The data from the current study largely support the use of a 3-inclusion level model for the determination of the energy values of feed ingredients. There were issues with increased estimates and variability, however, these only arose when the largest concentrations of the test ingredients were omitted. This is similar to observation by Larbier and Leclercq (1992), who found that the standard errors of the linear regressions being used for the difference method became greater when smaller TI inclusions were utilized relative to larger ones. For CM, the estimates for Sets 1, 3, and 4 differed only 62 kcal/kg for ME and the SE of the estimates for both experiments varied less than 11% for these three sets. There were only issues present when the largest concentration was omitted. This is advantageous for executing the regression method, as it means 3 diets can be used, so long as the TI is included in high enough concentration. This is supported by the findings of Olukosi (2021), who reported that there were no differences between 3- and 4-point models covering the same total range of intakes. A possible advantage of the regression method is the use of an intermediate intake of the test ingredient, which in turn allows for the evaluation of energy across a range of intakes and at practical inclusion levels. This can be especially important for oil seeds and protein concentrates, as their energy values can be incorrectly estimated with higher than practical inclusions, such as in using the direct method. Therefore, in theory, the regression method has the potential to produce estimates of energy with low associated standard errors, relative to other methods. Additionally, utilizing 3 diets rather than 4 will be valuable as it will require less birds and time, and therefore help lower costs.

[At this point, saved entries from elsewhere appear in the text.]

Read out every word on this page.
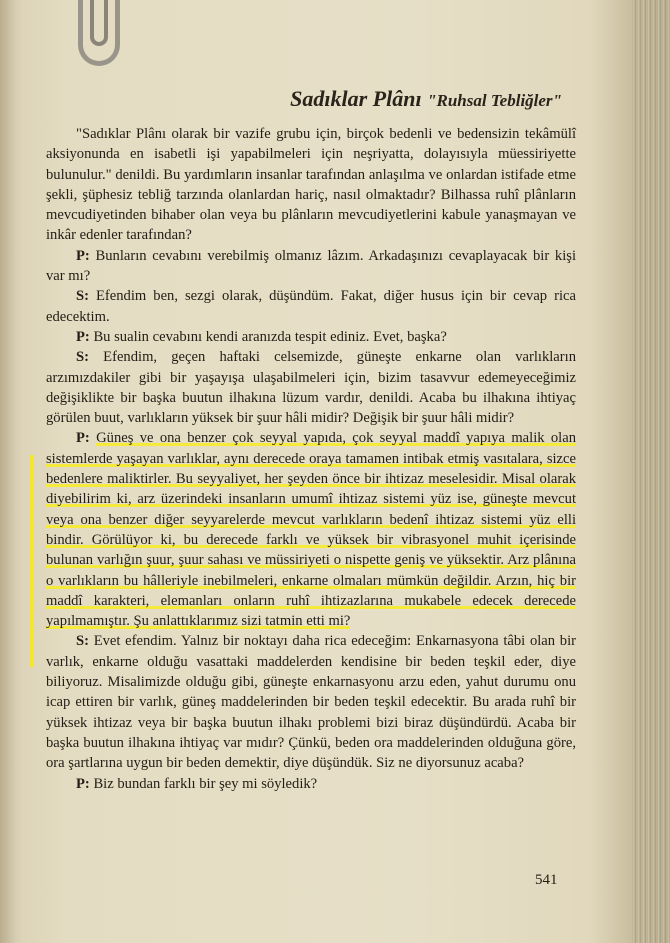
Sadıklar Plânı "Ruhsal Tebliğler"

"Sadıklar Plânı olarak bir vazife grubu için, birçok bedenli ve bedensizin tekâmülî aksiyonunda en isabetli işi yapabilmeleri için neşriyatta, dolayısıyla müessiriyette bulunulur." denildi. Bu yardımların insanlar tarafından anlaşılma ve onlardan istifade etme şekli, şüphesiz tebliğ tarzında olanlardan hariç, nasıl olmaktadır? Bilhassa ruhî plânların mevcudiyetinden bihaber olan veya bu plânların mevcudiyetlerini kabule yanaşmayan ve inkâr edenler tarafından?

P: Bunların cevabını verebilmiş olmanız lâzım. Arkadaşınızı cevaplayacak bir kişi var mı?

S: Efendim ben, sezgi olarak, düşündüm. Fakat, diğer husus için bir cevap rica edecektim.

P: Bu sualin cevabını kendi aranızda tespit ediniz. Evet, başka?

S: Efendim, geçen haftaki celsemizde, güneşte enkarne olan varlıkların arzımızdakiler gibi bir yaşayışa ulaşabilmeleri için, bizim tasavvur edemeyeceğimiz değişiklikte bir başka buutun ilhakına lüzum vardır, denildi. Acaba bu ilhakına ihtiyaç görülen buut, varlıkların yüksek bir şuur hâli midir? Değişik bir şuur hâli midir?

P: Güneş ve ona benzer çok seyyal yapıda, çok seyyal maddî yapıya malik olan sistemlerde yaşayan varlıklar, aynı derecede oraya tamamen intibak etmiş vasıtalara, sizce bedenlere maliktirler. Bu seyyaliyet, her şeyden önce bir ihtizaz meselesidir. Misal olarak diyebilirim ki, arz üzerindeki insanların umumî ihtizaz sistemi yüz ise, güneşte mevcut veya ona benzer diğer seyyarelerde mevcut varlıkların bedenî ihtizaz sistemi yüz elli bindir. Görülüyor ki, bu derecede farklı ve yüksek bir vibrasyonel muhit içerisinde bulunan varlığın şuur, şuur sahası ve müssiriyeti o nispette geniş ve yüksektir. Arz plânına o varlıkların bu hâlleriyle inebilmeleri, enkarne olmaları mümkün değildir. Arzın, hiç bir maddî karakteri, elemanları onların ruhî ihtizazlarına mukabele edecek derecede yapılmamıştır. Şu anlattıklarımız sizi tatmin etti mi?

S: Evet efendim. Yalnız bir noktayı daha rica edeceğim: Enkarnasyona tâbi olan bir varlık, enkarne olduğu vasattaki maddelerden kendisine bir beden teşkil eder, diye biliyoruz. Misalimizde olduğu gibi, güneşte enkarnasyonu arzu eden, yahut durumu onu icap ettiren bir varlık, güneş maddelerinden bir beden teşkil edecektir. Bu arada ruhî bir yüksek ihtizaz veya bir başka buutun ilhakı problemi bizi biraz düşündürdü. Acaba bir başka buutun ilhakına ihtiyaç var mıdır? Çünkü, beden ora maddelerinden olduğuna göre, ora şartlarına uygun bir beden demektir, diye düşündük. Siz ne diyorsunuz acaba?

P: Biz bundan farklı bir şey mi söyledik?

541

Based on the data generated in these studies, the regression method was shown to be an effective method with which to estimate the IDE, ME, and MEn of CM and wheat, as current estimates are in agreement with previous work utilizing other methods. There is also evidence that the use of a 3-point model with the regression method is appropriate and not significantly improved by the addition of a subsequent inclusion level. This requires, however, that the concentration of the TI used is high enough to properly capture the variation of reasonable intakes to avoid elevated errors for the estimates.